Di tahun 2014, upaya Pilkada dipilih DPRD pernah dicoba, tapi akhirnya dibatalkan Presiden SBY. Survei opini publik saat itu menunjukkan lebih dari 80 persen rakyat menolak haknya memilih langsung pemimpin dicabut.
Rakyat banyak akan mudah sekali membalikkan dukungannya karena merasa haknya untuk memilih pemimpin diambil alih.
Jika ratusan kepala daerah dipilih DPRD, siapa yang akan menjadi gubernur, wali kota, dan bupati sepenuhnya hanya masalah "kesepakatan" 3-5 ketua umum partai politik di Jakarta saja. Pemilihan kepala daerah akan sangat elitis untuk sistem politik presidensial.
-000-
Pro kontra Pilkada Langsung Versus Pilkada Lewat DPRD
Pilkada langsung telah membawa kemajuan dalam demokrasi, memungkinkan rakyat memilih pemimpin sesuai aspirasi. Namun, tantangan besar terus menghantui, seperti money politics yang meluas, tingginya biaya kampanye, dan meningkatnya angka golput.
Politik uang merusak integritas demokrasi, mengalihkan fokus kandidat dari pelayanan publik ke modal politik. Sementara itu, biaya kampanye yang besar memaksa kandidat bergantung pada donatur, membuka potensi konflik kepentingan.
Selain itu, partisipasi pemilih yang menurun di beberapa wilayah menunjukkan lemahnya kepercayaan publik terhadap proses politik.

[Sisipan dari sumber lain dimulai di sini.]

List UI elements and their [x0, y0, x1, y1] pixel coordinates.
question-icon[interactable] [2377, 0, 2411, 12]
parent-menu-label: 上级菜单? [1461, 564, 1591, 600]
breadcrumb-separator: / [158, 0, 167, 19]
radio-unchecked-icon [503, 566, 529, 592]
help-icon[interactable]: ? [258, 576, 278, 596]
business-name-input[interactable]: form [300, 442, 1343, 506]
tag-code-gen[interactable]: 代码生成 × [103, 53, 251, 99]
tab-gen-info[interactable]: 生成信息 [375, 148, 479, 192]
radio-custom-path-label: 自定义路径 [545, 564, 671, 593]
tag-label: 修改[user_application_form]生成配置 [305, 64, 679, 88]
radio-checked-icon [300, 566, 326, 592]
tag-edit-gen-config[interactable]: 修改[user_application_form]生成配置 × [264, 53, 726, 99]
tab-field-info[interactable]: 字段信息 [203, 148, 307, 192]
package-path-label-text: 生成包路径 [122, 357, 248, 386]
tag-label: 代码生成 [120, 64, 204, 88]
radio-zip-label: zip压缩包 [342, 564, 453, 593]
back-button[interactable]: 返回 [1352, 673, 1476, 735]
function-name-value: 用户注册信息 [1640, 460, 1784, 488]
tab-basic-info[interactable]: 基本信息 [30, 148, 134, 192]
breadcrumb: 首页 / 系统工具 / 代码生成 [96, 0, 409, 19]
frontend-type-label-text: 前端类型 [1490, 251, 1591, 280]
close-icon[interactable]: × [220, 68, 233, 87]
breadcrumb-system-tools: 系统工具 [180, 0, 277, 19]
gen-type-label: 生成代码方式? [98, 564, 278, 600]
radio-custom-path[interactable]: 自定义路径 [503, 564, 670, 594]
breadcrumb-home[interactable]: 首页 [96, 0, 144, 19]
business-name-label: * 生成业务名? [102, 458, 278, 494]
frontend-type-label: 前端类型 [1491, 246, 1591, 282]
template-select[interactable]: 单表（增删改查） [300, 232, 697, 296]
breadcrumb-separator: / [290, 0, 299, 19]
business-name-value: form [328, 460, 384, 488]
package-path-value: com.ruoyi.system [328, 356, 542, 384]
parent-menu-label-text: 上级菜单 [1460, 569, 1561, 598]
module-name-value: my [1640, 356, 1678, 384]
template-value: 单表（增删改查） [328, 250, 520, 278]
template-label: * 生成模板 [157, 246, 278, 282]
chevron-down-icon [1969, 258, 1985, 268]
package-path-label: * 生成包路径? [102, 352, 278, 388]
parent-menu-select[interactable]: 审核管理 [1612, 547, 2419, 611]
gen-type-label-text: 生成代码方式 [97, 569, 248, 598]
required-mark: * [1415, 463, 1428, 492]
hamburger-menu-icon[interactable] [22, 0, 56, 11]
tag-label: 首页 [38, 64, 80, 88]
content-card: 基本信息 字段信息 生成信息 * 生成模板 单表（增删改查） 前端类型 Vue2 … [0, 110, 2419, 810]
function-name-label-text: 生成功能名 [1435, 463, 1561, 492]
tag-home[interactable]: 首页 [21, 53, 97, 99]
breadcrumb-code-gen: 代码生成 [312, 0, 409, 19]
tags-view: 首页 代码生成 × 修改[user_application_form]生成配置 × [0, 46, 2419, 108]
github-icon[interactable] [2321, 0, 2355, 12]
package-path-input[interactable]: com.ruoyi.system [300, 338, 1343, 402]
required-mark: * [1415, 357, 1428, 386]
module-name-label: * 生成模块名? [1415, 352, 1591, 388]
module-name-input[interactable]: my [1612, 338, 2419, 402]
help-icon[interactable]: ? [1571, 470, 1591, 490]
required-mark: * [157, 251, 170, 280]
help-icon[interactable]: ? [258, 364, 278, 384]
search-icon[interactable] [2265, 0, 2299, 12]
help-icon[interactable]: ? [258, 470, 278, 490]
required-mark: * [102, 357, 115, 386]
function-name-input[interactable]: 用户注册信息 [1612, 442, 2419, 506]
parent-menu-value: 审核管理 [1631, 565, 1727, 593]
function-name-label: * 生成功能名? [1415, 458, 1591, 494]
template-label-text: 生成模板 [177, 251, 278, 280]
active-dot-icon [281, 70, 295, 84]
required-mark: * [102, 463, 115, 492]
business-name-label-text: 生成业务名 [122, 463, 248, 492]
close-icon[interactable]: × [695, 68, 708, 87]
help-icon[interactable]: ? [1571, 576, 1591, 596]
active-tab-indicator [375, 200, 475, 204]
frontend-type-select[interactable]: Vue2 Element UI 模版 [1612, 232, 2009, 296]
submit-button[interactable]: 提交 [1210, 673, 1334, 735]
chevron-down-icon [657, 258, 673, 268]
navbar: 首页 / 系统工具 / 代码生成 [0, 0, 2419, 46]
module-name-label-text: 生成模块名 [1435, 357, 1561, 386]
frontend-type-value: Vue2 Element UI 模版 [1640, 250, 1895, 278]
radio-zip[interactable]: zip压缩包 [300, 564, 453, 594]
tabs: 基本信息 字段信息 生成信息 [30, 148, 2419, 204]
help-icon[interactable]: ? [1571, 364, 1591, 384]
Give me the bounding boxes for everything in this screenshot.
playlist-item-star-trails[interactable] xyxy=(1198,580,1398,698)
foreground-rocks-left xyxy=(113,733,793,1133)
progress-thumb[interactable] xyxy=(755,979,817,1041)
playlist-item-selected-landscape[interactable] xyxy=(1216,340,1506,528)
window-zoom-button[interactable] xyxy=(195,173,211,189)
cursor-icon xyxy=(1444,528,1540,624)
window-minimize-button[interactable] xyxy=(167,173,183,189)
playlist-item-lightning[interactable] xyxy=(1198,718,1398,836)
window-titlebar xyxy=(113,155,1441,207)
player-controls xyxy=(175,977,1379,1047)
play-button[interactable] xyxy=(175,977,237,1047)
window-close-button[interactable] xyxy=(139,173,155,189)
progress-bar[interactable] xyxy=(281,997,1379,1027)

Namun, menghapus Pilkada langsung adalah langkah mundur. Pilkada langsung memaksa pemimpin untuk bertanggung jawab kepada rakyat, bukan kepada partai.
Isu seperti money politics dapat diatasi dengan reformasi regulasi: memperketat pengawasan dana kampanye, meningkatkan transparansi anggaran kandidat, serta memberikan sanksi tegas terhadap pelanggaran.
Penyelenggaran pilkada juga dapat dibuat di tahun yang berbeda dibandingkan pemilu nasional (Presiden, DPR). Â Menyelenggarakan pilkada setelah dan di tahun yang sama dengan Pilpres dan Pileg acapkali membuat pilkada hanya mendapatkan sisa enerji politik dari pemilih.